Colhi goiabas, porém ainda estão no início. O primo deu cebolinha e chuchus, que estavam lindos no jirau.
Hoje, ao caminhar pela pastagem, na trilha das vacas, encontrei pés desta frutinha: JARACATIÁ (nome dado pelos índios que aqui viviam).
São do tamanho do dedo polegar, e o caule do arbusto serve para fazer doce, o famoso doce de pau, que nunca comi, mas conheço a fama.
O caule, igual de mamoeiro, é descascado e ralado. Igual doce de laranja e cidra, fica uma semana de molho para sair o amargor, trocando-se a água; então é espremido dentro de um saco de pano e vai ao fogo sobre açúcar caramelizado. Parece cocada. Um dia, ainda hei de fazer o famoso "doce de pau"!  
Aqui, o jaracatiá mordido por mim: tem cheiro de mamão, gosto de mamão, sementinhas de mamão e mina leite como mamão. Come-se com casca e tudo; duas mordidas e se acaba. Na garganta, fica um leve geladinho, devido ao leite. 
É mais doce que o mamão; na verdade, é o seu ancestral, antes do homem realizar melhoramento genético. Eu comi vários ao longo do percurso, em três pés que encontrei. Nesta época de verão, várias frutinhas silvestres estão no ponto.
Também encontrei mandacaru (cacto), esta fruta que parece demais com sorvete de flocos,  é prima da pitaia. Na foto: flores secas e murcha, miolo delicioso, fruto semi descascado, e as cascas que sobraram. 
Trouxe um pouco "de vez", para madurarem na fruteira. Os maduros, a passarada devora, depois sai plantando cacto com os bumbuns! Há uma árvore dormitório, onde formou-se um anel de cactozinhos em volta, interessante.
Nestes pés, o fruto é amarelado e estava carregado; noutro local (no lajeado de pedras), é vermelha e este ano não deu quase nada. Este é o post do ano passado.
Colhi canela para o ano todo, pois as minhas se acabaram.

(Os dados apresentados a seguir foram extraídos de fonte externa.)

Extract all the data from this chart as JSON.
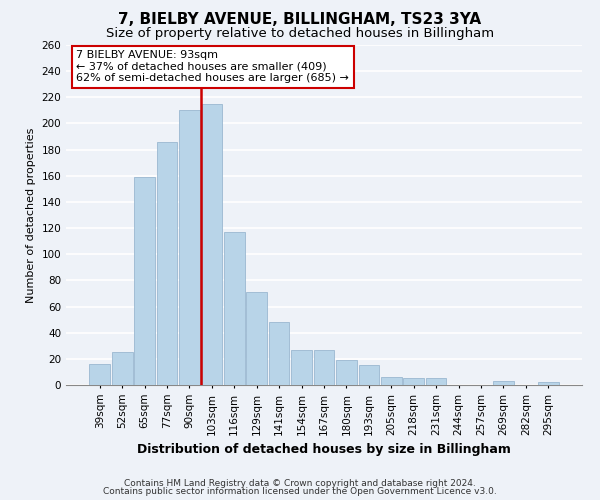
{
  "title": "7, BIELBY AVENUE, BILLINGHAM, TS23 3YA",
  "subtitle": "Size of property relative to detached houses in Billingham",
  "xlabel": "Distribution of detached houses by size in Billingham",
  "ylabel": "Number of detached properties",
  "bar_labels": [
    "39sqm",
    "52sqm",
    "65sqm",
    "77sqm",
    "90sqm",
    "103sqm",
    "116sqm",
    "129sqm",
    "141sqm",
    "154sqm",
    "167sqm",
    "180sqm",
    "193sqm",
    "205sqm",
    "218sqm",
    "231sqm",
    "244sqm",
    "257sqm",
    "269sqm",
    "282sqm",
    "295sqm"
  ],
  "bar_values": [
    16,
    25,
    159,
    186,
    210,
    215,
    117,
    71,
    48,
    27,
    27,
    19,
    15,
    6,
    5,
    5,
    0,
    0,
    3,
    0,
    2
  ],
  "bar_color": "#b8d4e8",
  "bar_edge_color": "#9ab8d0",
  "vline_color": "#cc0000",
  "vline_x": 4.5,
  "ylim": [
    0,
    260
  ],
  "yticks": [
    0,
    20,
    40,
    60,
    80,
    100,
    120,
    140,
    160,
    180,
    200,
    220,
    240,
    260
  ],
  "annotation_title": "7 BIELBY AVENUE: 93sqm",
  "annotation_line1": "← 37% of detached houses are smaller (409)",
  "annotation_line2": "62% of semi-detached houses are larger (685) →",
  "annotation_box_color": "#ffffff",
  "annotation_box_edge": "#cc0000",
  "footer1": "Contains HM Land Registry data © Crown copyright and database right 2024.",
  "footer2": "Contains public sector information licensed under the Open Government Licence v3.0.",
  "title_fontsize": 11,
  "subtitle_fontsize": 9.5,
  "xlabel_fontsize": 9,
  "ylabel_fontsize": 8,
  "tick_fontsize": 7.5,
  "ann_fontsize": 8,
  "footer_fontsize": 6.5,
  "bg_color": "#eef2f8",
  "plot_bg_color": "#eef2f8"
}
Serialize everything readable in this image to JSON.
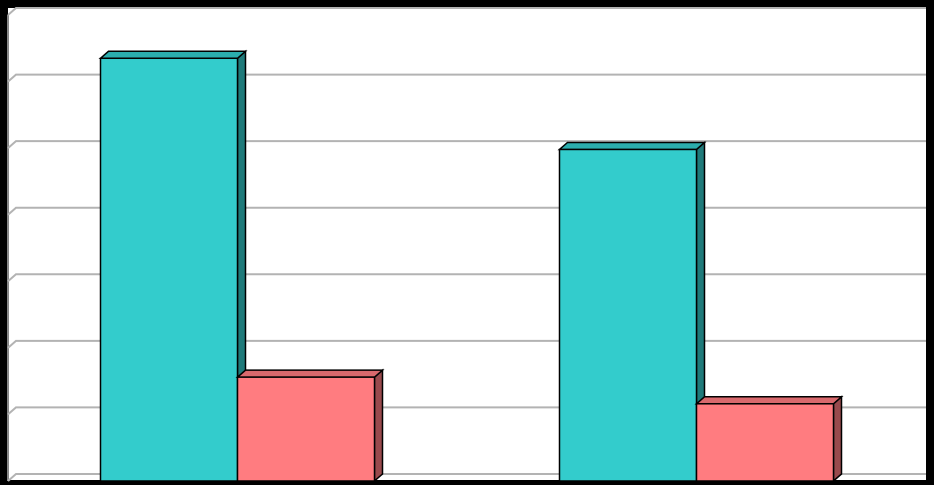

Raspei os musgos, lavei e estão secando: hoje ao sol, depois à sombra.
Eu e o Par, tomamos água de canela uma vez ao dia (não recomendo em excesso, nem para quem sofre de hipertensão arterial). A canela é um dos temperos mais benéficos do Planeta, e deixa a água gostosinha.
Também achei melõezinhos. Ao serem colhidos, se abrem sozinhos. A florzinha amarela murchou, a rama é como melão de verdade, trepadeira. Chupei alguns e deixei as sementes brancas, são docinhos e enjoativos. Essas folhas de bananeira secas, são eficientes guardanapos naturais, após comer fruto do mato.
Também comi "milho de grilo", mas não trouxe para fotografar. Esta imagem é da Net. São roxos por fora e brancos por dentro, com semente, doces e sem graça O arbusto tem cerca de meio metro de altura. 
As pimentas comari também estão quase maduras, há por toda parte e ficam ótimas em março. Ajudam a emagrecer, mas ardem nos olhos após ingeridas, e atacam a gastrite. São "quentíssimas"! foto da Net.